The latest TV ad from controversial payday loan company Wonga has been banned by the Advertising Standards Authority.
The ban comes after the ASA received 31 complaints from from viewers claiming the ad was "misleading".
Payday loan companies have been criticised for getting people into debt through high interest repayments.
Some people argue it's far too easy for people to take out payday loans, with most not doing credit checks.
The Wonga advert claims to explain how the interest rate they have to show is almost misleading about the real cost.
The advert says,
"Right, we're going to explain the costs of a Wonga short-term loan"
"Some people think they will pay thousands of per cent of interest"

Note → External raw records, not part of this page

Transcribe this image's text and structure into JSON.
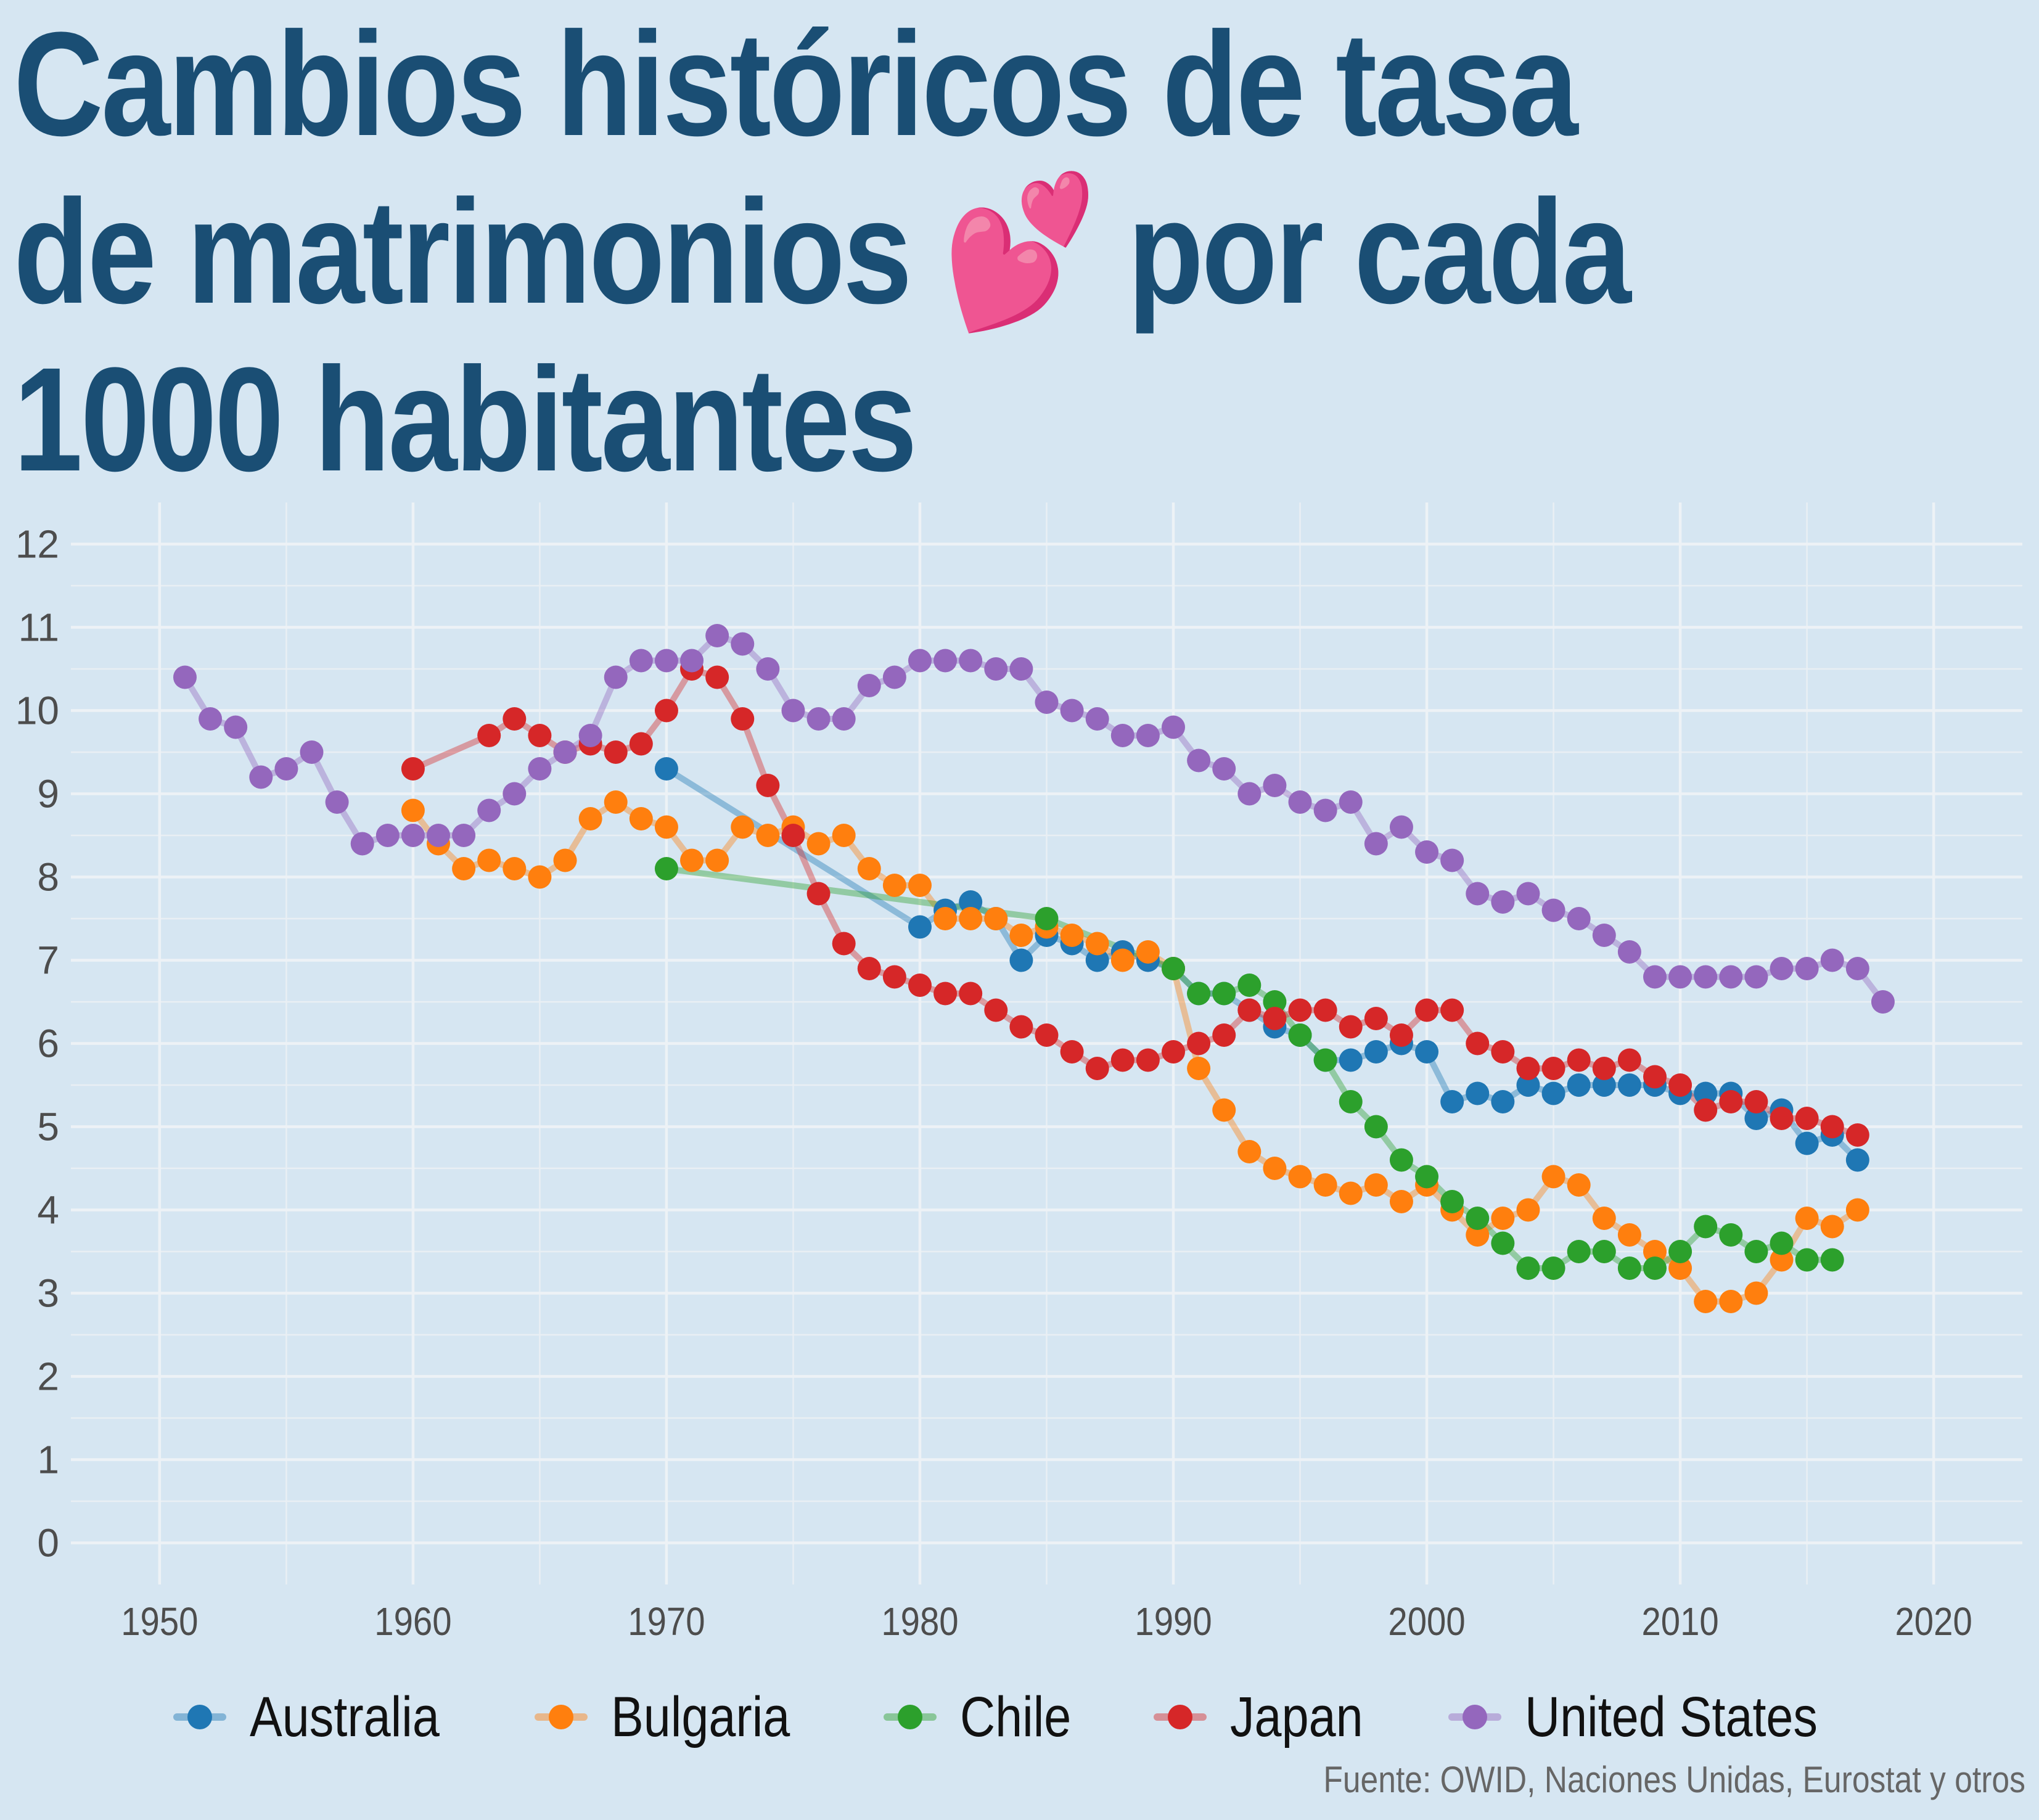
{
  "title_lines": [
    "Cambios históricos de tasa",
    "de matrimonios 💕 por cada",
    "1000 habitantes"
  ],
  "caption": "Fuente: OWID, Naciones Unidas, Eurostat y otros",
  "chart_data": {
    "type": "line",
    "title": "Cambios históricos de tasa de matrimonios 💕 por cada 1000 habitantes",
    "xlabel": "",
    "ylabel": "",
    "xlim": [
      1946.5,
      2023.5
    ],
    "ylim": [
      -0.5,
      12.5
    ],
    "x_ticks": [
      1950,
      1960,
      1970,
      1980,
      1990,
      2000,
      2010,
      2020
    ],
    "y_ticks": [
      0,
      1,
      2,
      3,
      4,
      5,
      6,
      7,
      8,
      9,
      10,
      11,
      12
    ],
    "grid": true,
    "legend_position": "bottom",
    "series": [
      {
        "name": "Australia",
        "color": "#1f77b4",
        "x": [
          1970,
          1980,
          1981,
          1982,
          1983,
          1984,
          1985,
          1986,
          1987,
          1988,
          1989,
          1990,
          1991,
          1992,
          1993,
          1994,
          1995,
          1996,
          1997,
          1998,
          1999,
          2000,
          2001,
          2002,
          2003,
          2004,
          2005,
          2006,
          2007,
          2008,
          2009,
          2010,
          2011,
          2012,
          2013,
          2014,
          2015,
          2016,
          2017
        ],
        "y": [
          9.3,
          7.4,
          7.6,
          7.7,
          7.5,
          7.0,
          7.3,
          7.2,
          7.0,
          7.1,
          7.0,
          6.9,
          6.6,
          6.6,
          6.4,
          6.2,
          6.1,
          5.8,
          5.8,
          5.9,
          6.0,
          5.9,
          5.3,
          5.4,
          5.3,
          5.5,
          5.4,
          5.5,
          5.5,
          5.5,
          5.5,
          5.4,
          5.4,
          5.4,
          5.1,
          5.2,
          4.8,
          4.9,
          4.6
        ]
      },
      {
        "name": "Bulgaria",
        "color": "#ff7f0e",
        "x": [
          1960,
          1961,
          1962,
          1963,
          1964,
          1965,
          1966,
          1967,
          1968,
          1969,
          1970,
          1971,
          1972,
          1973,
          1974,
          1975,
          1976,
          1977,
          1978,
          1979,
          1980,
          1981,
          1982,
          1983,
          1984,
          1985,
          1986,
          1987,
          1988,
          1989,
          1990,
          1991,
          1992,
          1993,
          1994,
          1995,
          1996,
          1997,
          1998,
          1999,
          2000,
          2001,
          2002,
          2003,
          2004,
          2005,
          2006,
          2007,
          2008,
          2009,
          2010,
          2011,
          2012,
          2013,
          2014,
          2015,
          2016,
          2017
        ],
        "y": [
          8.8,
          8.4,
          8.1,
          8.2,
          8.1,
          8.0,
          8.2,
          8.7,
          8.9,
          8.7,
          8.6,
          8.2,
          8.2,
          8.6,
          8.5,
          8.6,
          8.4,
          8.5,
          8.1,
          7.9,
          7.9,
          7.5,
          7.5,
          7.5,
          7.3,
          7.4,
          7.3,
          7.2,
          7.0,
          7.1,
          6.9,
          5.7,
          5.2,
          4.7,
          4.5,
          4.4,
          4.3,
          4.2,
          4.3,
          4.1,
          4.3,
          4.0,
          3.7,
          3.9,
          4.0,
          4.4,
          4.3,
          3.9,
          3.7,
          3.5,
          3.3,
          2.9,
          2.9,
          3.0,
          3.4,
          3.9,
          3.8,
          4.0
        ]
      },
      {
        "name": "Chile",
        "color": "#2ca02c",
        "x": [
          1970,
          1985,
          1990,
          1991,
          1992,
          1993,
          1994,
          1995,
          1996,
          1997,
          1998,
          1999,
          2000,
          2001,
          2002,
          2003,
          2004,
          2005,
          2006,
          2007,
          2008,
          2009,
          2010,
          2011,
          2012,
          2013,
          2014,
          2015,
          2016
        ],
        "y": [
          8.1,
          7.5,
          6.9,
          6.6,
          6.6,
          6.7,
          6.5,
          6.1,
          5.8,
          5.3,
          5.0,
          4.6,
          4.4,
          4.1,
          3.9,
          3.6,
          3.3,
          3.3,
          3.5,
          3.5,
          3.3,
          3.3,
          3.5,
          3.8,
          3.7,
          3.5,
          3.6,
          3.4,
          3.4
        ]
      },
      {
        "name": "Japan",
        "color": "#d62728",
        "x": [
          1960,
          1963,
          1964,
          1965,
          1966,
          1967,
          1968,
          1969,
          1970,
          1971,
          1972,
          1973,
          1974,
          1975,
          1976,
          1977,
          1978,
          1979,
          1980,
          1981,
          1982,
          1983,
          1984,
          1985,
          1986,
          1987,
          1988,
          1989,
          1990,
          1991,
          1992,
          1993,
          1994,
          1995,
          1996,
          1997,
          1998,
          1999,
          2000,
          2001,
          2002,
          2003,
          2004,
          2005,
          2006,
          2007,
          2008,
          2009,
          2010,
          2011,
          2012,
          2013,
          2014,
          2015,
          2016,
          2017
        ],
        "y": [
          9.3,
          9.7,
          9.9,
          9.7,
          9.5,
          9.6,
          9.5,
          9.6,
          10.0,
          10.5,
          10.4,
          9.9,
          9.1,
          8.5,
          7.8,
          7.2,
          6.9,
          6.8,
          6.7,
          6.6,
          6.6,
          6.4,
          6.2,
          6.1,
          5.9,
          5.7,
          5.8,
          5.8,
          5.9,
          6.0,
          6.1,
          6.4,
          6.3,
          6.4,
          6.4,
          6.2,
          6.3,
          6.1,
          6.4,
          6.4,
          6.0,
          5.9,
          5.7,
          5.7,
          5.8,
          5.7,
          5.8,
          5.6,
          5.5,
          5.2,
          5.3,
          5.3,
          5.1,
          5.1,
          5.0,
          4.9
        ]
      },
      {
        "name": "United States",
        "color": "#9467bd",
        "x": [
          1951,
          1952,
          1953,
          1954,
          1955,
          1956,
          1957,
          1958,
          1959,
          1960,
          1961,
          1962,
          1963,
          1964,
          1965,
          1966,
          1967,
          1968,
          1969,
          1970,
          1971,
          1972,
          1973,
          1974,
          1975,
          1976,
          1977,
          1978,
          1979,
          1980,
          1981,
          1982,
          1983,
          1984,
          1985,
          1986,
          1987,
          1988,
          1989,
          1990,
          1991,
          1992,
          1993,
          1994,
          1995,
          1996,
          1997,
          1998,
          1999,
          2000,
          2001,
          2002,
          2003,
          2004,
          2005,
          2006,
          2007,
          2008,
          2009,
          2010,
          2011,
          2012,
          2013,
          2014,
          2015,
          2016,
          2017,
          2018
        ],
        "y": [
          10.4,
          9.9,
          9.8,
          9.2,
          9.3,
          9.5,
          8.9,
          8.4,
          8.5,
          8.5,
          8.5,
          8.5,
          8.8,
          9.0,
          9.3,
          9.5,
          9.7,
          10.4,
          10.6,
          10.6,
          10.6,
          10.9,
          10.8,
          10.5,
          10.0,
          9.9,
          9.9,
          10.3,
          10.4,
          10.6,
          10.6,
          10.6,
          10.5,
          10.5,
          10.1,
          10.0,
          9.9,
          9.7,
          9.7,
          9.8,
          9.4,
          9.3,
          9.0,
          9.1,
          8.9,
          8.8,
          8.9,
          8.4,
          8.6,
          8.3,
          8.2,
          7.8,
          7.7,
          7.8,
          7.6,
          7.5,
          7.3,
          7.1,
          6.8,
          6.8,
          6.8,
          6.8,
          6.8,
          6.9,
          6.9,
          7.0,
          6.9,
          6.5
        ]
      }
    ]
  }
}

Many viewers felt this was an attempt by Wonga to "trivialise" RAPR and the real cost of taking out a payday loan
The recent complaints over the Wonga advert were due to four main points; the ASA listed these as,
- Most complainants challenged whether the ad was misleading, because it confused as to the interest rate applied to a Wonga loan
- Some challenged whether the ad was misleading, because it implied that the representative APR (RAPR) was irrelevant to a short-term loan.
- Some challenged whether the ad was irresponsible, because it encouraged viewers to disregard the RAPR and thereby trivialised the decision to take out a short-term loan.
- A few challenged whether the ad breached the Code, because the RAPR was not sufficiently prominent.
The ASA agreed the advert was not incorrect but did feel it was misleading, they said,
"Whilst we acknowledged that viewers taking out and repaying the loan within the stated time period would not repay 5853% of the loan, we were nevertheless concerned that viewers would be left without a clear understanding of how the information in the on-screen text could be applied to a Wonga loan, given the ad's assertion that the representative APR was not indicative of the cost of the loan.
Before anyone takes out a payday loan it's important they have a clear strategy on how they will repay the high interest loan.
If it's possible to borrow from friends or family this route should be taken because it will save them money and is less likely to lead to debt problems.